Roket Soviet Kembali ke Bumi Setelah 53 Tahun di Luar Angkasa
Roket Soviet Kembali ke Bumi Setelah 53 Tahun di Luar Angkasa
MOSCOW – Sebuah pesawat ruang angkasa yang terjebak di orbit Bumi selama lebih dari lima dekade akhirnya kembali memasuki atmosfer Bumi. Kosmos 482, bagian terakhir dari program eksplorasi Venus Soviet, kembali dalam masuk kembali yang tidak terkendali pada 10 Mei 2025, setelah lebih dari 53 tahun sejak peluncurannya pada 31 Maret 1972.
Kosmos 482 dirancang untuk menahan kondisi ekstrem di Venus, seperti suhu rata-rata 464°C, hujan asam, dan tekanan atmosfer tinggi. Oleh karena itu, para ilmuwan menduga bahwa wahana tersebut mungkin setidaknya sebagian dapat bertahan saat memasuki kembali atmosfer Bumi.
Namun, menurut badan antariksa pemerintah Rusia, kemungkinan besar wahana tersebut jatuh ke laut. Hal ini tidak mengherankan, mengingat sekitar 71 persen dari permukaan Bumi adalah air.
“Wahana antariksa Kosmos-482, yang diluncurkan pada tahun 1972, kini sudah tidak ada lagi, keluar dari orbit, dan jatuh ke Samudra Hindia,” tulis Roscosmos dalam sebuah unggahan di Telegram pada 10 Mei.
“Menurut perhitungan dari spesialis TsNIIMash (bagian dari Roscosmos), wahana tersebut memasuki lapisan atmosfer padat pada pukul 09:24 waktu Moskow [06:24 UTC], 560 kilometer di sebelah barat Pulau Andaman Tengah, dan jatuh ke Samudra Hindia di barat Jakarta.”
Astronom Marco Langbroek dari SatTrackCam Leiden, fasilitas pelacakan satelit di Belanda, menyatakan ada ketidakpastian mengenai lokasi akhir Kosmos 482 karena perhitungan Roscosmos didasarkan pada pemodelan, bukan observasi langsung.
Namun, Badan Antariksa Eropa memperkirakan waktu masuknya adalah 06:16 UTC, sementara Universitas Teknik Denmark memperkirakannya pada 06:40 UTC. Perkiraan Roscosmos berada di antara kedua waktu tersebut.
Samudra Hindia, menurut Langbroek, adalah tempat yang paling mungkin bagi wahana itu untuk mendarat.

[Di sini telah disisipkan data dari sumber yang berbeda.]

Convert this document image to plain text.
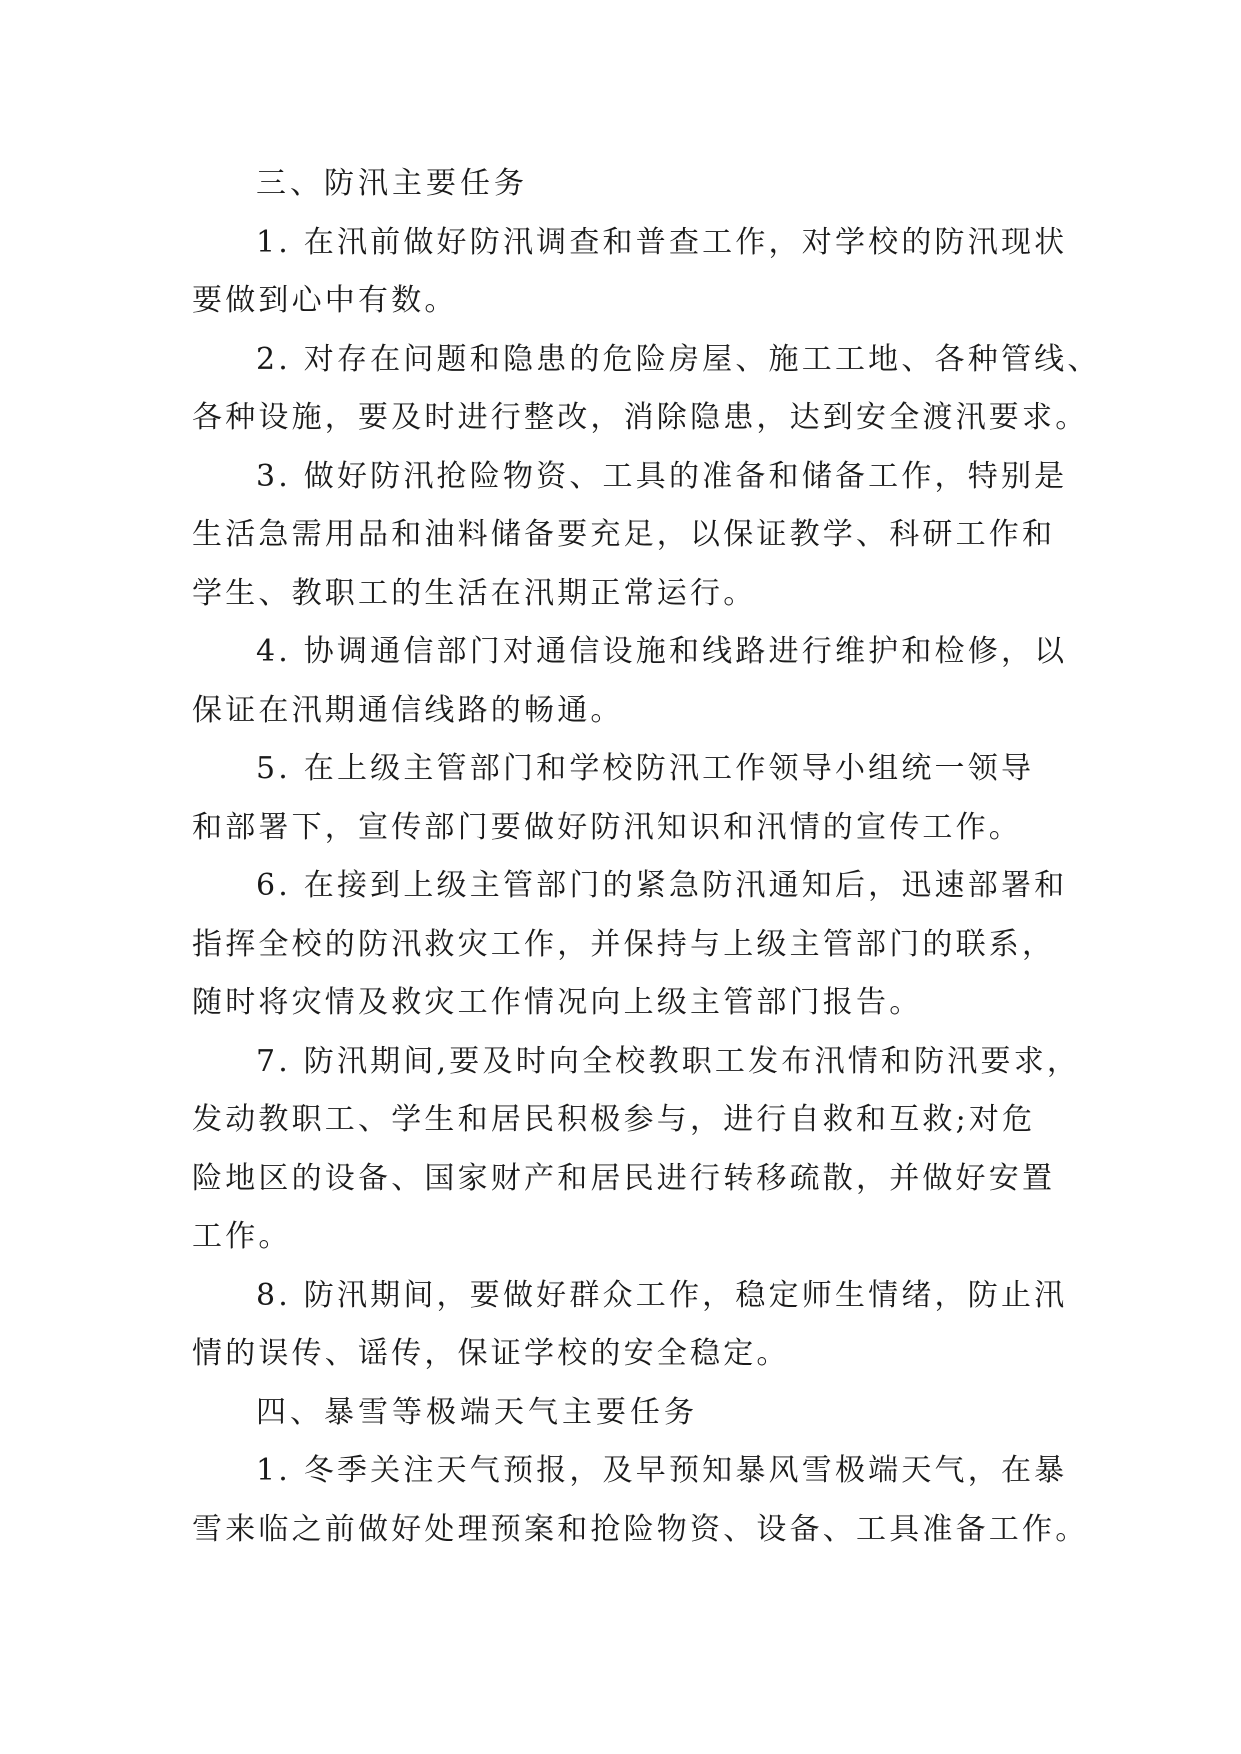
三、防汛主要任务

1. 在汛前做好防汛调查和普查工作，对学校的防汛现状
要做到心中有数。

2. 对存在问题和隐患的危险房屋、施工工地、各种管线、
各种设施，要及时进行整改，消除隐患，达到安全渡汛要求。

3. 做好防汛抢险物资、工具的准备和储备工作，特别是
生活急需用品和油料储备要充足，以保证教学、科研工作和
学生、教职工的生活在汛期正常运行。

4. 协调通信部门对通信设施和线路进行维护和检修，以
保证在汛期通信线路的畅通。

5. 在上级主管部门和学校防汛工作领导小组统一领导
和部署下，宣传部门要做好防汛知识和汛情的宣传工作。

6. 在接到上级主管部门的紧急防汛通知后，迅速部署和
指挥全校的防汛救灾工作，并保持与上级主管部门的联系，
随时将灾情及救灾工作情况向上级主管部门报告。

7. 防汛期间,要及时向全校教职工发布汛情和防汛要求，
发动教职工、学生和居民积极参与，进行自救和互救;对危
险地区的设备、国家财产和居民进行转移疏散，并做好安置
工作。

8. 防汛期间，要做好群众工作，稳定师生情绪，防止汛
情的误传、谣传，保证学校的安全稳定。

四、暴雪等极端天气主要任务

1. 冬季关注天气预报，及早预知暴风雪极端天气，在暴
雪来临之前做好处理预案和抢险物资、设备、工具准备工作。
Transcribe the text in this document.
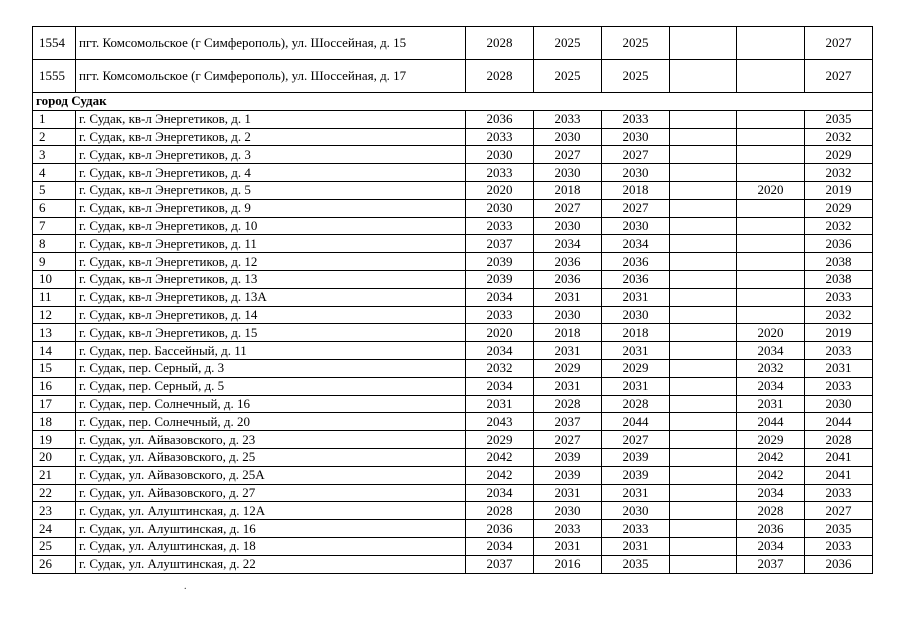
1554	пгт. Комсомольское (г Симферополь), ул. Шоссейная, д. 15	2028	2025	2025			2027
1555	пгт. Комсомольское (г Симферополь), ул. Шоссейная, д. 17	2028	2025	2025			2027
город Судак							
1	г. Судак, кв-л Энергетиков, д. 1	2036	2033	2033			2035
2	г. Судак, кв-л Энергетиков, д. 2	2033	2030	2030			2032
3	г. Судак, кв-л Энергетиков, д. 3	2030	2027	2027			2029
4	г. Судак, кв-л Энергетиков, д. 4	2033	2030	2030			2032
5	г. Судак, кв-л Энергетиков, д. 5	2020	2018	2018		2020	2019
6	г. Судак, кв-л Энергетиков, д. 9	2030	2027	2027			2029
7	г. Судак, кв-л Энергетиков, д. 10	2033	2030	2030			2032
8	г. Судак, кв-л Энергетиков, д. 11	2037	2034	2034			2036
9	г. Судак, кв-л Энергетиков, д. 12	2039	2036	2036			2038
10	г. Судак, кв-л Энергетиков, д. 13	2039	2036	2036			2038
11	г. Судак, кв-л Энергетиков, д. 13А	2034	2031	2031			2033
12	г. Судак, кв-л Энергетиков, д. 14	2033	2030	2030			2032
13	г. Судак, кв-л Энергетиков, д. 15	2020	2018	2018		2020	2019
14	г. Судак, пер. Бассейный, д. 11	2034	2031	2031		2034	2033
15	г. Судак, пер. Серный, д. 3	2032	2029	2029		2032	2031
16	г. Судак, пер. Серный, д. 5	2034	2031	2031		2034	2033
17	г. Судак, пер. Солнечный, д. 16	2031	2028	2028		2031	2030
18	г. Судак, пер. Солнечный, д. 20	2043	2037	2044		2044	2044
19	г. Судак, ул. Айвазовского, д. 23	2029	2027	2027		2029	2028
20	г. Судак, ул. Айвазовского, д. 25	2042	2039	2039		2042	2041
21	г. Судак, ул. Айвазовского, д. 25А	2042	2039	2039		2042	2041
22	г. Судак, ул. Айвазовского, д. 27	2034	2031	2031		2034	2033
23	г. Судак, ул. Алуштинская, д. 12А	2028	2030	2030		2028	2027
24	г. Судак, ул. Алуштинская, д. 16	2036	2033	2033		2036	2035
25	г. Судак, ул. Алуштинская, д. 18	2034	2031	2031		2034	2033
26	г. Судак, ул. Алуштинская, д. 22	2037	2016	2035		2037	2036
.
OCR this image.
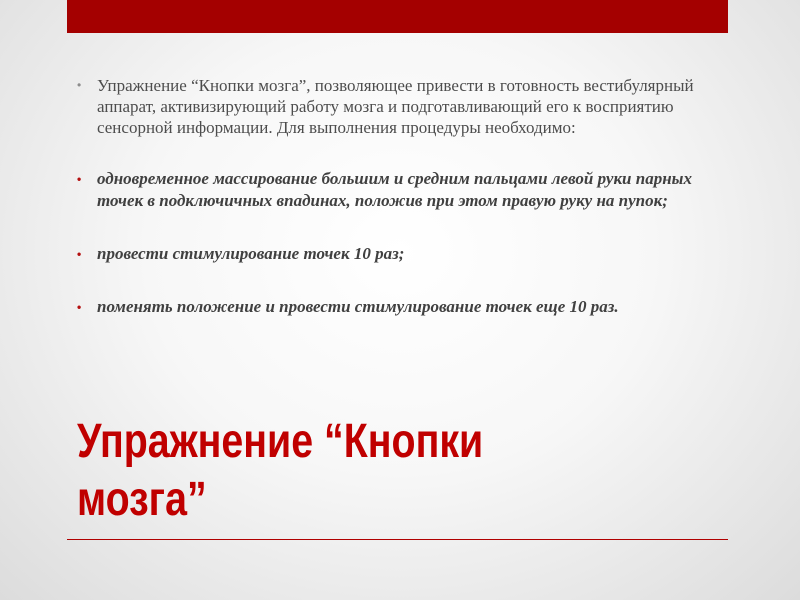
• Упражнение “Кнопки мозга”, позволяющее привести в готовность вестибулярный аппарат, активизирующий работу мозга и подготавливающий его к восприятию сенсорной информации. Для выполнения процедуры необходимо:
• одновременное массирование большим и средним пальцами левой руки парных точек в подключичных впадинах, положив при этом правую руку на пупок;
• провести стимулирование точек 10 раз;
• поменять положение и провести стимулирование точек еще 10 раз.
Упражнение “Кнопки
мозга”
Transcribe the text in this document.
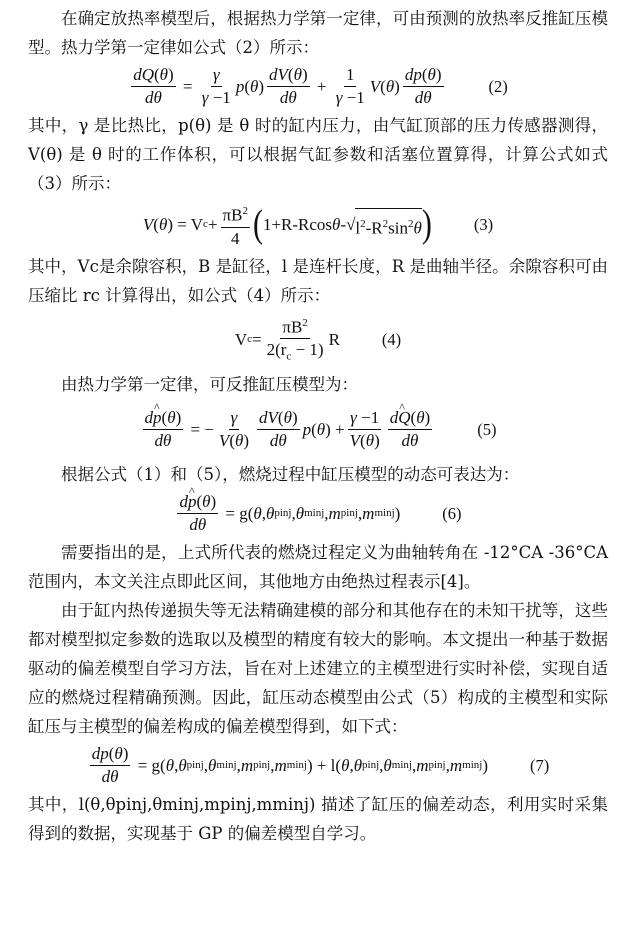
在确定放热率模型后，根据热力学第一定律，可由预测的放热率反推缸压模型。热力学第一定律如公式（2）所示：

$\frac{dQ(\theta)}{d\theta} = \frac{\gamma}{\gamma -1}$ p ( θ ) $\frac{dV(\theta)}{d\theta} + \frac{1}{\gamma -1}$ V ( θ ) $\frac{dp(\theta)}{d\theta}$	(2)

其中，γ 是比热比，p(θ) 是 θ 时的缸内压力，由气缸顶部的压力传感器测得，V(θ) 是 θ 时的工作体积，可以根据气缸参数和活塞位置算得，计算公式如式（3）所示：

V ( θ ) = V $c + \frac{\pi B^2}{4}$ ( 1+R-Rcos θ -√ $l^2-R^2\sin^2\theta$ )	(3)

其中，Vc是余隙容积，B 是缸径，l 是连杆长度，R 是曲轴半径。余隙容积可由压缩比 rc 计算得出，如公式（4）所示：

V $c = \frac{\pi B^2}{2(r_c - 1)}$ R	(4)

由热力学第一定律，可反推缸压模型为：

$\frac{d\^{} p(\theta)}{d\theta}$ = − $\frac{\gamma}{V(\theta)} \frac{dV(\theta)}{d\theta}$ p ( θ ) + $\frac{\gamma -1}{V(\theta)} \frac{d\^{} Q(\theta)}{d\theta}$	(5)

根据公式（1）和（5），燃烧过程中缸压模型的动态可表达为：

$\frac{d\^{} p(\theta)}{d\theta} = g$( θ , θ pinj , θ minj , m pinj , m minj )	(6)

需要指出的是，上式所代表的燃烧过程定义为曲轴转角在 -12°CA -36°CA 范围内，本文关注点即此区间，其他地方由绝热过程表示[4]。

由于缸内热传递损失等无法精确建模的部分和其他存在的未知干扰等，这些都对模型拟定参数的选取以及模型的精度有较大的影响。本文提出一种基于数据驱动的偏差模型自学习方法，旨在对上述建立的主模型进行实时补偿，实现自适应的燃烧过程精确预测。因此，缸压动态模型由公式（5）构成的主模型和实际缸压与主模型的偏差构成的偏差模型得到，如下式：

$\frac{dp(\theta)}{d\theta} = g$( θ , θ pinj , θ minj , m pinj , m minj ) + l( θ , θ pinj , θ minj , m pinj , m minj )	(7)

其中，l(θ,θpinj,θminj,mpinj,mminj) 描述了缸压的偏差动态，利用实时采集得到的数据，实现基于 GP 的偏差模型自学习。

Tanpa data lebih lanjut, kita tidak dapat memastikan lokasi pastinya.
Saat ini, kita harus menerima bahwa benda tersebut benar-benar jatuh ke Bumi dan tidak menimbulkan masalah, yang merupakan satu hal positif bagi umat manusia, mengingat segala hal yang ada.